Indem Morgantini ihren Barghouti in die Waagschale warf, versuchte sie also, die Strategie der Fatah-Führung, auch auf die Gefahr hin, die Fatah selbst zu spalten, auf jeden Fall in ihrem, d.h. in Barghoutis, Sinne zu beeinflussen, d.h. in Richtung der Fortführung von Blutbädern in Israel. Und tatsächlich dürften gewisse ‘lautstarke Beteuerungen’, wie die oben erwähnten tödlichen Schüsse, durchaus eine Rolle dabei gespielt haben, dass Abu Mazen wenig später (um es dann – nach Arafat-Manier – einem Newsweek-Interviewer gegenüber wieder zurückzunehmen) ein Rückkehrrecht aller palästinensischen “Flüchtlinge” forderte, welches das baldige Ende Israels bedeuten würde. Dies würde das denkende Herz sicherlich auch ein wenig bluten lassen, aber andererseits würde es wahrscheinlich auch denken, dass die Israelis am Ende schließlich selber schuld daran waren, schießen die doch z.B., wie Morgantini vor ein paar Jahren dem Espresso erklärte, u. a. dauernd einfach so “auf Journalisten und verletzen sie, sie schießen auf Priester und töten sie, sie schießen auf unbewaffnete Pazifisten und Nonnen und verletzen sie. Sie schießen auf Frauen, Kinder, alte Leute und unbewaffnete Männer und töten sie”.

Wohl auch, weil sie sich auch selbst den von ihr genannten Risikogruppen zurechnet, gibt sie den Widerstand nie auf, und wirft sich den Israelis in den Weg, wann immer sie kann, und so auch diesmal wieder. Kurz nach den ersten beiden bislang bekannt gewordenen klaren palästinensischen Vorwahlkampfstatements gegen Mahmud Abbas – ein anderes, noch nicht erwähntes, hatte u. a. darin bestanden, dass sein Auto im Gazastreifen in Flammen aufging – und nach der frohen Botschaft Prodis bezüglich des europäischen Demokratieexports griff sie zum Telefonhörer und kündigte dem Corriere della Sera eine “sensationelle Enthüllung der Al-Aksa-Brigaden” an. Auf Bitten einiger “Al-Aksa-Briganden” [sic] habe sie bereits alles für dieses Treffen arrangiert.

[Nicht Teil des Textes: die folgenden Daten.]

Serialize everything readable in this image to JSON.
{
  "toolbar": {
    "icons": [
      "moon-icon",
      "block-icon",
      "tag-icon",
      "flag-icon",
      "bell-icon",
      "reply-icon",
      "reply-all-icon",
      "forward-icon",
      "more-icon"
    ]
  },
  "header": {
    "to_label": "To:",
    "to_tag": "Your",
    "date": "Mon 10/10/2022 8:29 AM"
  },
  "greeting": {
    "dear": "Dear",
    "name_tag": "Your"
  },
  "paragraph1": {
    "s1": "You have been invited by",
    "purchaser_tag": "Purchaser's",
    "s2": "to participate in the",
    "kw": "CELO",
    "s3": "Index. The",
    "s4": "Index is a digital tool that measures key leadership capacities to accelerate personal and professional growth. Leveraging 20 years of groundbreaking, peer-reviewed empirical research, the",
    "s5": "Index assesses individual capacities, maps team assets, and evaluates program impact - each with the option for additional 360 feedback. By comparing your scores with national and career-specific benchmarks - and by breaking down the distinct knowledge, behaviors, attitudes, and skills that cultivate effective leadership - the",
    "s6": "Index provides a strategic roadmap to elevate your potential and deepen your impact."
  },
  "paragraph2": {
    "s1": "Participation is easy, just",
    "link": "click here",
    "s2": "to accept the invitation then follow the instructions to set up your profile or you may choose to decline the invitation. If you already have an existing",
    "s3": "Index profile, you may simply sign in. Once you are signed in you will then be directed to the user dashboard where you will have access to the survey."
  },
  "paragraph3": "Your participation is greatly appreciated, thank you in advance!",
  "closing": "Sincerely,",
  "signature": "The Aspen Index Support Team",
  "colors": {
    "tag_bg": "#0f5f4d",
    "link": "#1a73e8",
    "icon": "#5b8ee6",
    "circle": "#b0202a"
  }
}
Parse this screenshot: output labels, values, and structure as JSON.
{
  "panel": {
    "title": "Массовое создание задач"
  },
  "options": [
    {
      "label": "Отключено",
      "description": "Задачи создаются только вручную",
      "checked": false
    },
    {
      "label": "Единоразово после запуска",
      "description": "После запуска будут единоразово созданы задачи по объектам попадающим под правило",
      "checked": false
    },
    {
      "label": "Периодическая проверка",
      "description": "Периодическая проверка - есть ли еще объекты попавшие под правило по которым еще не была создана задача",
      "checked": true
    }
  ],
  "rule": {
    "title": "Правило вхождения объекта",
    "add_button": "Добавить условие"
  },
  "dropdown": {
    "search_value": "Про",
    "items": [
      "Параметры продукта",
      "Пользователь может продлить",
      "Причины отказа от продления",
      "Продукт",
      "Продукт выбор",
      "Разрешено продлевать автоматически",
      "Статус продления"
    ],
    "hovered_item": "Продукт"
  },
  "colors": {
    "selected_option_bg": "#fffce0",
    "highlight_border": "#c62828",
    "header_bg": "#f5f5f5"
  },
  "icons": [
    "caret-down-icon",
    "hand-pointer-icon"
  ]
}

Ein Journalist der Zeitung solle sich umgehend auf dem Flughafen Fiumicino einfinden, die Flugtickets dafür seien eben beim Pförtner des Corriere hinterlegt worden, der Journalist brauche also nur den entsprechenden Flug zu nehmen, für alles Übrige sei gesorgt, die Zeit sei jedoch knapp, der Flug gehe in drei Stunden. Dann legte sie auf.
Nicht allzu sehr im Einklang mit einem kürzlich von Morgantini veröffentlichten Buch mit dem Titel “Jenseits des Totentanzes” entpuppte sich der Ort, an den der Journalist schließlich geführt wurde, als ein Friedhof.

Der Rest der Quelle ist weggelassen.